Als besonders sachverständig für das Gebiet der Schmerzmedizin/Schmerztherapie können deswegen nunmehr nur noch Ärzte gelten, die die Zusatzbezeichnung “Spezielle Schmerztherapie” führen dürfen oder
aber auch die Anästhesisten, in deren Gebiet die Schmerztherapie schon früher zur Weiterbildung gehörte.

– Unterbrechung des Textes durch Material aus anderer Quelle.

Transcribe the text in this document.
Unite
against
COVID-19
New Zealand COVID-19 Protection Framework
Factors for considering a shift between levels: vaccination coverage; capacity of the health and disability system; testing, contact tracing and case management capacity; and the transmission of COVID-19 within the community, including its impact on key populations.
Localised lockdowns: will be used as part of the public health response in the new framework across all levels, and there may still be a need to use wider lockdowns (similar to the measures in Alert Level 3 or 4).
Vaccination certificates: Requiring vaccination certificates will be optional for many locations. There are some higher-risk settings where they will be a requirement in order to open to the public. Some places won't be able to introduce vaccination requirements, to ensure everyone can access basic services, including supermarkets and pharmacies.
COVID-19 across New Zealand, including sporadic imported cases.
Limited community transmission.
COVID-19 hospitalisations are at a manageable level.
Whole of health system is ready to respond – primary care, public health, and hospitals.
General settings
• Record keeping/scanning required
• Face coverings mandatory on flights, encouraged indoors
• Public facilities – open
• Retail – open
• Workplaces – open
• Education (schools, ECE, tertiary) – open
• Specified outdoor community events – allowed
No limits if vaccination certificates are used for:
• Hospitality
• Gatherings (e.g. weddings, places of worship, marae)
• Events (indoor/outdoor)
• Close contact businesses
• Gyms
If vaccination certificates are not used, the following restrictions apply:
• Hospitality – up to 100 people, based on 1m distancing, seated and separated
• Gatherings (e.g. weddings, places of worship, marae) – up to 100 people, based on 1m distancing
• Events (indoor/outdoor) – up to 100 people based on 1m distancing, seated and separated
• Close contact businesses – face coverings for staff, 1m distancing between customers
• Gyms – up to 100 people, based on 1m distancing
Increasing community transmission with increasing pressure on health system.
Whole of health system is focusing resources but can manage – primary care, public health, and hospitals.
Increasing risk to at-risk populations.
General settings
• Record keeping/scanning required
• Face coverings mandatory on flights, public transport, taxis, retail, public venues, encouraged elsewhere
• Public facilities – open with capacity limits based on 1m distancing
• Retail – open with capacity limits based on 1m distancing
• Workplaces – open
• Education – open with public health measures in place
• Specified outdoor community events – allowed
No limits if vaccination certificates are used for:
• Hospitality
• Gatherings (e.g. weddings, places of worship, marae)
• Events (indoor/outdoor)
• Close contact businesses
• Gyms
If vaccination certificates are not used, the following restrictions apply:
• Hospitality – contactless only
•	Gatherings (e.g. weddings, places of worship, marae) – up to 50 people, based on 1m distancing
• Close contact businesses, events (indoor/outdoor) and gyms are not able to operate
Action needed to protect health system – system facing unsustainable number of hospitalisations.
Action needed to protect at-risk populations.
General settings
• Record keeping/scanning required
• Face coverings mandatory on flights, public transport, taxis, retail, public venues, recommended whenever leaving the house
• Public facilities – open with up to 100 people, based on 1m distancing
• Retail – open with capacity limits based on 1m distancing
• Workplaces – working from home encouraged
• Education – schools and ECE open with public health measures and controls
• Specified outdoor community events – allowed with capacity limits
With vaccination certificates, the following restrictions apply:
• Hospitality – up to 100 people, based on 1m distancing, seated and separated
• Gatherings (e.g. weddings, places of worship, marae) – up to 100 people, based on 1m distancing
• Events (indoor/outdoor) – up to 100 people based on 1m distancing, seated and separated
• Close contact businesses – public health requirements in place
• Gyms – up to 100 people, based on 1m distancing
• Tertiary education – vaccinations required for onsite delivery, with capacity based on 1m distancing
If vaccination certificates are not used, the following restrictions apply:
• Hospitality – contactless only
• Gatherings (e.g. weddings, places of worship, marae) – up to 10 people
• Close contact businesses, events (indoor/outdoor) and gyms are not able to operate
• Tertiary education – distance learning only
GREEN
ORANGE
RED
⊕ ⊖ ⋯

Wer also unter einem chronischen Schmerzsyndrom leidet, sollte im Sozialgerichtsverfahren sich nicht mit bloßer orthopädischer Begutachtung begnügen, sondern auf zusätzlicher Begutachtung durch einen
entsprechend ausgewiesenen Schmerzmediziner bestehen.
Schwerbehinderte können auch jetzt noch mit 60 Jahren ohne Abschläge in Rente gehen. Sie müssen lediglich beim Versorgungsamt beantragen und nachweisen, dass sie schon spätestens am 15.11.2000
schwerbehindert waren (mindestens 50 %). Anderslautende Bescheide der Versorgungsämter können nach § 44 Sozialgesetzbuch X noch innerhalb 4 Jahren rückwirkend korrigiert werden. Wie bisher ist weiter
Voraussetzung, daß man mindestens über 35 Jahre rentenrechtlicher Zeiten verfügt.
Auch die Geburtsjahrgänge vor 1942 sind weiterhin geschützt. Sie erhalten die Altersrente für Schwerbehinderte ungekürzt mit 60 Jahren, wenn 45 Jahre mit Pflichtbeiträgen in der Rentenversicherung
belegt sind. Für diesen Personenkreis reicht es also aus, wenn die Schwerbehinderung erst nach dem 15.11.2000 festgestellt worden ist.